I thank my three anonymous reviewers, as well as the following, for their 
helpful comments: Chris Klyza, Bert Johnson, Sarah Stroup, and Jessica Teets. I 
also thank my invaluable research assistants, Sam Wegner, Evelin Töth, and 
Katie Theiss. Finally, I am grateful to the Undergraduate Collaborative 
Research Fund and the Summer Research Assistant Fund administered by Middlebury 
College for supporting this research project.


 <http://www.mitpressjournals.org/journal/glep> Global Environmental Politics


Vol. Early Access:  
<http://www.mitpressjournals.org/toc/glep/Early+Access/Early+Access> Issue. 
Early Access: Pages. 125-143
(Issue publication date:  0)


DOI: 10.1162/GLEP_a_00404


States, transnational networks of scientists, corporate actors, and 
institutions in the climate change regime have known for decades that iron ore, 
when dumped in the ocean, can stimulate the growth of plankton. Over the past 
twenty years, normative disagreements about appropriate behavior have shaped 
international governance of the phenomenon. Prior to 2007, firms lobbied 
governments to treat the oceans as a carbon sink and to allow corporations that 
dumped iron to sell carbon credits on the international market. However, after 
2007 a transnational coalition of oceanographers and advocates opposed this 
agenda by linking it to an emergent antigeoengineering discourse.

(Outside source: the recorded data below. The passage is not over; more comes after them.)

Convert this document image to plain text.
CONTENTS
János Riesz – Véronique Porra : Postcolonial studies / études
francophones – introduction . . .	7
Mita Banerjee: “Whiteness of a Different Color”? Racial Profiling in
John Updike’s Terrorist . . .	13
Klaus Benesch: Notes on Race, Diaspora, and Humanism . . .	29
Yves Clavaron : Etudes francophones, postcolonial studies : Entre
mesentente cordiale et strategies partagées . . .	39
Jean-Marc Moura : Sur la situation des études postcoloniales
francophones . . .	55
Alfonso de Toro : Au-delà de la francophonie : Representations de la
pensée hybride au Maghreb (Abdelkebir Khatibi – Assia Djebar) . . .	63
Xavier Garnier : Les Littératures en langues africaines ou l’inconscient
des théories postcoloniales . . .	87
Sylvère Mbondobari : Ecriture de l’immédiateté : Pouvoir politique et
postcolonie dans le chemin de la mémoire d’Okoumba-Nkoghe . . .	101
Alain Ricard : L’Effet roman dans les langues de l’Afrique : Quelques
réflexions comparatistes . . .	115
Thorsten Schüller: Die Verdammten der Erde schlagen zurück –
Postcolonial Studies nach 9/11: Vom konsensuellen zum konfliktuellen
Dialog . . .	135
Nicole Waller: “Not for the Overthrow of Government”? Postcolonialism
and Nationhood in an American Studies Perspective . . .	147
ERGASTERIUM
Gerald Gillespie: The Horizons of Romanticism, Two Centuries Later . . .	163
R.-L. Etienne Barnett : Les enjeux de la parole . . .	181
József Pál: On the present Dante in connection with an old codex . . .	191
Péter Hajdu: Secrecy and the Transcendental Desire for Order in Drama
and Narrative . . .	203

Crucial to 
their efforts was their interpretation of uncertainty: for opponents, 
scientific uncertainty implied possibly devastating consequences of iron 
dumping, which was thus best addressed with extreme caution. This normative 
approach ultimately shaped governance, since advocates successfully used it to 
lobby institutions in ocean governance to prevent carbon credits from being 
issued for ocean fertilization. Since these subjective understandings of 
certainty influenced global ocean governance, this article explains 
international behavior as a consequence of changing norms.